Graphics explain Nobel Prize work on telomeres

October 5, 2009 / 1 Comment

This morning, the Nobel Prize in Physiology or Medicine 2009 was awarded to Elizabeth H. Blackburn, Carol W. Greider and Jack W. Szostak for the discovery of how chromosomes are protected by telomeres and the enzyme telomerase.

But, what is a telomere and why is this research important?

The Telomere 1 Graphics explain Nobel Prize work on telomeres

The Telomere (click to expand)

The Telomere 2 Graphics explain Nobel Prize work on telomeres

The Telomere (click to expand)

Telomeres are the “caps” at the ends of chromosomes. The long, thread-like DNA molecules that carry our genes are packed into structures called chromosomes, and telomeres are found at the ends of the chromosomes.

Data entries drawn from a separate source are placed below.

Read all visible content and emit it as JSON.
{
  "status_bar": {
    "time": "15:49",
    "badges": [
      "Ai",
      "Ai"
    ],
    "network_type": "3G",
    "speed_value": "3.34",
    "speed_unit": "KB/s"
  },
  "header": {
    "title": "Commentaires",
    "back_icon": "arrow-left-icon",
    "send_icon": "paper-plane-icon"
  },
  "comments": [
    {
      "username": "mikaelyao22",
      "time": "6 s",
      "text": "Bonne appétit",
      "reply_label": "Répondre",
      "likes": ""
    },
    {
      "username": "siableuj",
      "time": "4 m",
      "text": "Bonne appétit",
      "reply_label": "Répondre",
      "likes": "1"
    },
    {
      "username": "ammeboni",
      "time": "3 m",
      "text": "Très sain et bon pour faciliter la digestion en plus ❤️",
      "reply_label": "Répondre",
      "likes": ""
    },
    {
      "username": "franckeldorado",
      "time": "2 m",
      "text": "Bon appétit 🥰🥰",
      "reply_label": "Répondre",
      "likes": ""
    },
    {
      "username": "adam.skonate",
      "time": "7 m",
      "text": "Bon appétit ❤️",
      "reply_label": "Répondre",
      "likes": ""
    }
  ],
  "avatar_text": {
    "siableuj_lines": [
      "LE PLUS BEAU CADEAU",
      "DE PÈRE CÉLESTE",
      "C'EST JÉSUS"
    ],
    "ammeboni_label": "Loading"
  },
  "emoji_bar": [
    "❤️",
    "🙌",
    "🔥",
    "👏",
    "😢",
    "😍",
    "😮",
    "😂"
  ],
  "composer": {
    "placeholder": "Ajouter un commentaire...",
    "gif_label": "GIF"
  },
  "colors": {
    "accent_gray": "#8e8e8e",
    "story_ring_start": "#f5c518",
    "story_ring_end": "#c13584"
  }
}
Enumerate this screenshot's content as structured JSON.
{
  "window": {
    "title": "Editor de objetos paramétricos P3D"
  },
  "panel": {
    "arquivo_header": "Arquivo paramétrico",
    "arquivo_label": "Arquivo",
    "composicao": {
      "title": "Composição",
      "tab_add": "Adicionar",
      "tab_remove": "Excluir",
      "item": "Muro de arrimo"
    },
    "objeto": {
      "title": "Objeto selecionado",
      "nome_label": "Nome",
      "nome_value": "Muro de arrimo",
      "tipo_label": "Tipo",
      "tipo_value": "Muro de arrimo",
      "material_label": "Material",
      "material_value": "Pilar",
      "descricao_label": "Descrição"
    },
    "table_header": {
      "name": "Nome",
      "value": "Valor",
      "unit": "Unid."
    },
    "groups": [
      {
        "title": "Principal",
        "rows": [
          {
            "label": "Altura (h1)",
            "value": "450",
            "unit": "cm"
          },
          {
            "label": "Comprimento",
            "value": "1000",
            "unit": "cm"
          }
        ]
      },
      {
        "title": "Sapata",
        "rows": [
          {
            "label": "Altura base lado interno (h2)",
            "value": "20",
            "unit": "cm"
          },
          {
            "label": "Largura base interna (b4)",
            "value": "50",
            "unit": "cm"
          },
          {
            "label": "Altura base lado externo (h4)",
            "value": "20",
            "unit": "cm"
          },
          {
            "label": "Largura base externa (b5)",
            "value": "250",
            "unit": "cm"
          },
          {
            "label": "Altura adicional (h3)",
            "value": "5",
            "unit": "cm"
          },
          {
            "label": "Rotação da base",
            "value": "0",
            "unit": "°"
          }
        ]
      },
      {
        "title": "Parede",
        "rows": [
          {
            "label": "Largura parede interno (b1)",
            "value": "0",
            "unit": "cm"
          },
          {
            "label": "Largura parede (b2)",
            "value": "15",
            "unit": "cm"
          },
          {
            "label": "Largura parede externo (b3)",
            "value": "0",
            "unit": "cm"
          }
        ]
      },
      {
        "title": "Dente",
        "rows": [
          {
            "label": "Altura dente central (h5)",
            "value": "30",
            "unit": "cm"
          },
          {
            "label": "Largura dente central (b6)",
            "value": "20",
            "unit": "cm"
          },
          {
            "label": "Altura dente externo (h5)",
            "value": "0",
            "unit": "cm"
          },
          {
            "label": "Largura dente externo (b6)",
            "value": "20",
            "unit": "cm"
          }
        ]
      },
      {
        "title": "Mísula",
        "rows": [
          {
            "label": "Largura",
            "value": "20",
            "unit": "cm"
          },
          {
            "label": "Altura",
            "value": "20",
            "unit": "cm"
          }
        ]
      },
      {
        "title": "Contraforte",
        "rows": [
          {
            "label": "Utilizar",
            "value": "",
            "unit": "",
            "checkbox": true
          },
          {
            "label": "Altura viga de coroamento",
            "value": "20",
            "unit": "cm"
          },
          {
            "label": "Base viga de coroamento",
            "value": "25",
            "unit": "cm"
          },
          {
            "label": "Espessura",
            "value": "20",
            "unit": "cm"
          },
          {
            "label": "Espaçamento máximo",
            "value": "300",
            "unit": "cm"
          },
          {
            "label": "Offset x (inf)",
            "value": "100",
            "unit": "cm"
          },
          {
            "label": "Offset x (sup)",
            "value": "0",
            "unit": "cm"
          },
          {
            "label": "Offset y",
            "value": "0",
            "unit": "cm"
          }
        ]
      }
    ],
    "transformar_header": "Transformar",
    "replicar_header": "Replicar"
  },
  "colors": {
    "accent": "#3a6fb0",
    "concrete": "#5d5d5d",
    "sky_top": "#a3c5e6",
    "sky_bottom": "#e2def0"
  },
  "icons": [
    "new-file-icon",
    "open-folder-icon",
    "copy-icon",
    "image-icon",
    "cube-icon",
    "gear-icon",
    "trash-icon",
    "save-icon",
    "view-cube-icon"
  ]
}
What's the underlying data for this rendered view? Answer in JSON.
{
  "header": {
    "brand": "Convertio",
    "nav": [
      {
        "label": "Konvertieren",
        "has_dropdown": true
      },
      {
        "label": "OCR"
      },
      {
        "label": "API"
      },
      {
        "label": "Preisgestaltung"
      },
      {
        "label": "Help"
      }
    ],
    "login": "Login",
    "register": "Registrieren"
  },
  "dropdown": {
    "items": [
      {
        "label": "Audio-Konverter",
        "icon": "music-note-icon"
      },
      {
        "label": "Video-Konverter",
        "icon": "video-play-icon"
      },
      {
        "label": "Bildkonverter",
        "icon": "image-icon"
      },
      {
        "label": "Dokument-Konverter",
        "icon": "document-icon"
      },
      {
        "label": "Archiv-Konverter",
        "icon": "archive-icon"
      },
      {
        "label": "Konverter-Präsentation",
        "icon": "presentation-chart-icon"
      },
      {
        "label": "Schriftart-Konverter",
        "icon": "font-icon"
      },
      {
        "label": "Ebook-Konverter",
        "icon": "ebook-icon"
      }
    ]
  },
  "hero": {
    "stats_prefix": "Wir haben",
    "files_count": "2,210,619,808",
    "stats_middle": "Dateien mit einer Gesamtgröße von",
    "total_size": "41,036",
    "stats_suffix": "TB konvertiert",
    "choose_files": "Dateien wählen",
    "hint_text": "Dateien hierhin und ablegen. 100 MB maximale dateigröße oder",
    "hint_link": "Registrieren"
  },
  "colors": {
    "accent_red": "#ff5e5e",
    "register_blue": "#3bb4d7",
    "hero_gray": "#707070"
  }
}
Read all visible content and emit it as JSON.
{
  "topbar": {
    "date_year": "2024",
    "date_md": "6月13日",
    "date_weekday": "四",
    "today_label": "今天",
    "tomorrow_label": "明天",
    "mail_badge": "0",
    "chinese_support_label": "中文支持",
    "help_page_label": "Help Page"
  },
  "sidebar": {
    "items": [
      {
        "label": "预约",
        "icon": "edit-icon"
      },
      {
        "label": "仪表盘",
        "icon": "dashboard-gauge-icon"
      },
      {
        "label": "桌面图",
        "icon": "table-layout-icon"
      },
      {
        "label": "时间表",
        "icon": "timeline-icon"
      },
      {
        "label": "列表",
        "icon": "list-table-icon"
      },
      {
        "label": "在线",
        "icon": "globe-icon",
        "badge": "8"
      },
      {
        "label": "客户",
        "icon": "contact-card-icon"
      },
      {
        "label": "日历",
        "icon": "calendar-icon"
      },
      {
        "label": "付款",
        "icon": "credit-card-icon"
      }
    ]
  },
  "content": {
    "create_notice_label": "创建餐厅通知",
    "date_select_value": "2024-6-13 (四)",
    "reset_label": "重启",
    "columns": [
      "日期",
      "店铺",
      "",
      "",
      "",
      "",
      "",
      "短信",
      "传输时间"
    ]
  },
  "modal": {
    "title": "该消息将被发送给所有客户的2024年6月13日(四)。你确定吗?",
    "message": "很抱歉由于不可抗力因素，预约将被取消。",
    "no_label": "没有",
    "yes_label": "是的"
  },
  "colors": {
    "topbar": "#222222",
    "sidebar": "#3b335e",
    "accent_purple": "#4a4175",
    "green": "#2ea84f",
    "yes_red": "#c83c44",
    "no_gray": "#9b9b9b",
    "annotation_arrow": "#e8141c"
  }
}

Telomerase is an enzyme that forms these caps.

Telomeres are important because they help regulate chromosome deterioration.

If the telomeres are too short, cells age. What’s more, certain inherited diseases are characterized by a defective telomerase, which results in damaged cells.

On the other hand, if telomerase activity is high, telomere length is maintained, and cellular senescence is delayed. This is the case in cancer cells, which can be considered to have eternal life.

The award of the Nobel Prize recognizes the discovery of a fundamental mechanism in the cell, a discovery that has stimulated the development of new therapeutic strategies.